For Brazil and India, obtaining access to the procurement of the US’s largest purchasing agency through an RDP agreement is very significant. As a consequence, it may reduce any interest or incentive to seek accession to the GPA. India is an observer to the GPA but has never sought membership. It has implemented only one agreement with procurement obligations. In 2022, it implemented an FTA with the United Arab Emirates.
Brazil applied for GPA membership in 2020 and tabled several market access offers. When it was close to completing its accession negotiations, it abruptly withdrew its market access offers. Its surprising action was prompted by several factors, including a change of government. President Lula’s administration (and private industry) thought his predecessor had offered too much procurement to GPA parties and that would reduce its leverage in negotiating bilateral agreements, especially with the European Union. They were also concerned that the country would not be able to use procurement to advance public policies. Brazil may return to the negotiating table with a new offer, but it would likely include provisions reserved for developing countries. Will an RDP agreement with the US reduce its incentive to continue pursuit of GPA membership?

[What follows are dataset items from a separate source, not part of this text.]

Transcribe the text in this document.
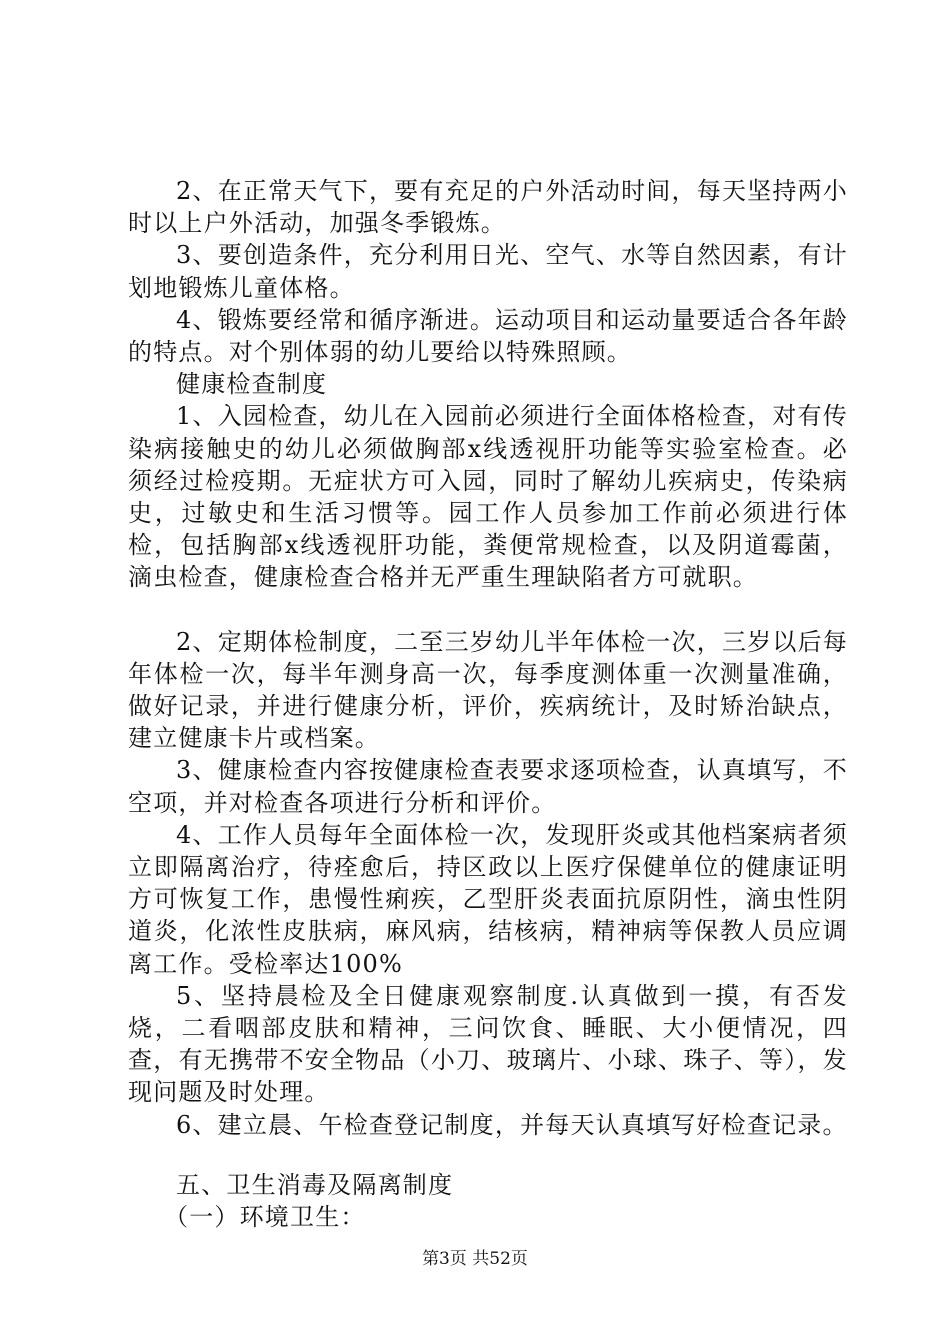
2、在正常天气下，要有充足的户外活动时间，每天坚持两小时以上户外活动，加强冬季锻炼。

3、要创造条件，充分利用日光、空气、水等自然因素，有计划地锻炼儿童体格。

4、锻炼要经常和循序渐进。运动项目和运动量要适合各年龄的特点。对个别体弱的幼儿要给以特殊照顾。

健康检查制度

1、入园检查，幼儿在入园前必须进行全面体格检查，对有传染病接触史的幼儿必须做胸部x线透视肝功能等实验室检查。必须经过检疫期。无症状方可入园，同时了解幼儿疾病史，传染病史，过敏史和生活习惯等。园工作人员参加工作前必须进行体检，包括胸部x线透视肝功能，粪便常规检查，以及阴道霉菌，滴虫检查，健康检查合格并无严重生理缺陷者方可就职。

2、定期体检制度，二至三岁幼儿半年体检一次，三岁以后每年体检一次，每半年测身高一次，每季度测体重一次测量准确，做好记录，并进行健康分析，评价，疾病统计，及时矫治缺点，建立健康卡片或档案。

3、健康检查内容按健康检查表要求逐项检查，认真填写，不空项，并对检查各项进行分析和评价。

4、工作人员每年全面体检一次，发现肝炎或其他档案病者须立即隔离治疗，待痊愈后，持区政以上医疗保健单位的健康证明方可恢复工作，患慢性痢疾，乙型肝炎表面抗原阴性，滴虫性阴道炎，化浓性皮肤病，麻风病，结核病，精神病等保教人员应调离工作。受检率达100%

5、坚持晨检及全日健康观察制度.认真做到一摸，有否发烧，二看咽部皮肤和精神，三问饮食、睡眠、大小便情况，四查，有无携带不安全物品（小刀、玻璃片、小球、珠子、等），发现问题及时处理。

6、建立晨、午检查登记制度，并每天认真填写好检查记录。

五、卫生消毒及隔离制度

（一）环境卫生：

第3页 共52页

In a May 13 press release, California Congressman John Garamendi and Michigan Senator Debbie Stabenow urged review of RDP agreements. They pressed the White House’s Made in America office to complete a congressionally mandated review on the impact of these agreements as soon as possible. They also indicated they have asked the US Government Accountability Office to conduct a review of all RDP agreements. The legislators expressed concern that DoD apparently does not track purchases by foreign militaries under the agreements, and thus is unable to determine whether they actually provide reciprocal access. They also suggested the agreements need greater interagency input and Congressional oversight. (It is unclear whether the US trade agencies, namely the Office of the US Trade Representative and the Department of Commerce, have any role in assessing candidates for RDP agreements or provide input on the potential impact on GPA accession.)
To date, DoD has entered RDP agreements with 28 countries: Australia, Austria, Belgium, Canada, Czech Republic, Denmark, Egypt, Estonia, Finland, France, Germany, Greece, Israel, Italy, Japan, Latvia, Lithuania, Luxembourg, Netherlands, Norway, Poland, Portugal, Slovenia, Spain, Sweden, Switzerland, Türkiye, and the United Kingdom. As noted above, all, except Egypt and Türkiye, are GPA parties.